York County GOP endorses primary candidates, breaks long tradition
The York County Republican Committee is breaking with tradition by endorsing six candidates for county offices in the May 21 primary elections.
The committee announced its list of preferred candidates Monday, Feb. 18. The local GOP chapter hasn't endorsed in primary elections in at least 15 years, Chairman Jeff Piccola confirmed.
Those who received endorsements are: clerk of courts candidate Julie Haertsch; prothonotary candidate Allison Blew; register of wills/clerk of orphans' court candidate Bryan Tate; Commissioner Chris Reilly; Treasurer Barb Bair; and Sheriff Richard Keuerleber.
"If you have incumbents or people who are clearly qualified Republicans who are supportive of the party, they should be given the benefit of party endorsement," Piccola said.
Both Blew and Tate are on the party's executive committee, but Piccola said they had no role in the endorsement process.
Of the seven Republican candidates who weren't endorsed, clerk of courts candidate Barbato Arvonio and commissioner candidate Matt Mann were the only ones to immediately respond to a request for comment.
“I wish they would have supported both Republican candidates, especially with my vast experience," Barbato said, declining to go into more detail.

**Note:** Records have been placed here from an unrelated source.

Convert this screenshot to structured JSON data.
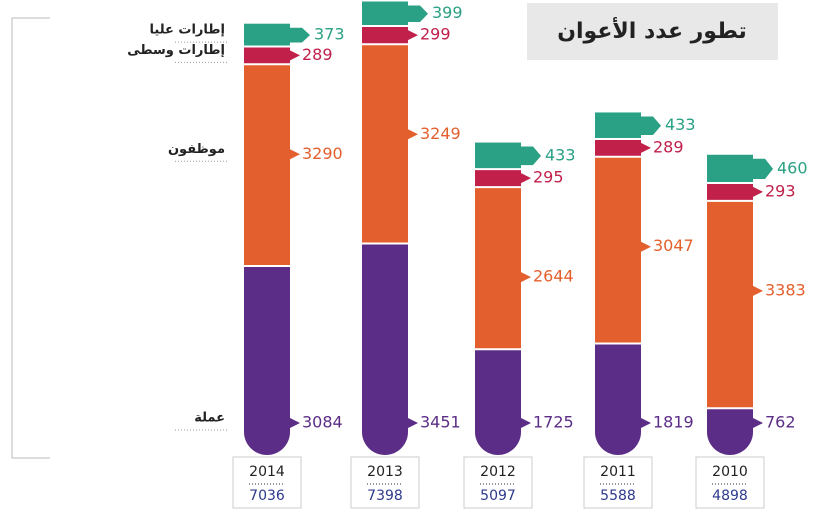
{
  "chart_data": {
    "type": "bar",
    "stacked": true,
    "title": "تطور عدد الأعوان",
    "categories": [
      "2014",
      "2013",
      "2012",
      "2011",
      "2010"
    ],
    "totals": [
      7036,
      7398,
      5097,
      5588,
      4898
    ],
    "series": [
      {
        "name": "عملة",
        "color": "#5b2d86",
        "values": [
          3084,
          3451,
          1725,
          1819,
          762
        ]
      },
      {
        "name": "موظفون",
        "color": "#e45f2e",
        "values": [
          3290,
          3249,
          2644,
          3047,
          3383
        ]
      },
      {
        "name": "إطارات وسطى",
        "color": "#c0204a",
        "values": [
          289,
          299,
          295,
          289,
          293
        ]
      },
      {
        "name": "إطارات عليا",
        "color": "#2aa084",
        "values": [
          373,
          399,
          433,
          433,
          460
        ]
      }
    ]
  }
}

Mann commended the committee for only endorsing one candidate in the commissioners race, although two of the three board seats are up for grabs this year.
He said that's fairer to voters, although he added has mixed feelings about both endorsing incumbents and endorsing in primary elections.
"I'm not really a fan of (endorsing in primary elections)," Mann said. "But I guess it's just old school political protocol. They're going to what they're going to do."
Endorsing before primary elections has been criticized for potentially muddying the voting process, said Terry Madonna, director of the Center for Politics and Public Affairs at Franklin and Marshall College in Lancaster County.
But he added it is far from uncommon, despite its absence in York County. Parties have historically endorsed in primary elections, and it's well within their purview.
Primary endorsements are more common for statewide office. The Republican Party of Pennsylvania recently endorsed two candidates for open Superior Court seats.
The Democratic Party of Pennsylvania also endorses candidates before statewide primaries, confirmed Democratic Party of York County Chairman Chad Baker. As of now, those endorsements are limited to candidates in four special elections.
In York County, however, the Democrats have a long-standing policy of not endorsing in primaries, he said.
"It is our belief that endorsements cloud the democratic voting process, and by not endorsing, we allow voters to exercise their right of choice at the polling place," Baker said.
The county Democratic Party offers the same resources to all candidates and encourages volunteers to carry multiple petitions, he added.
Yet on the Republican side, local voters have been telling Piccola for the past several months that they want a return to primary endorsements to give the party more direction, he said.
Every Republican candidate had been interviewed by the committee prior to the endorsements, Piccola added, and he doesn't think endorsements will discourage others from running, as anyone interested in running should have made it known by now.
Four of the endorsed candidates — Reilly, Keuerleber, Tate and Haertsch — have Republican challengers in the primary; Bair and Blew are unopposed — so far.
Candidates will begin circulating petitions Tuesday, Feb. 19. The candidate filing deadline is Tuesday, March 12.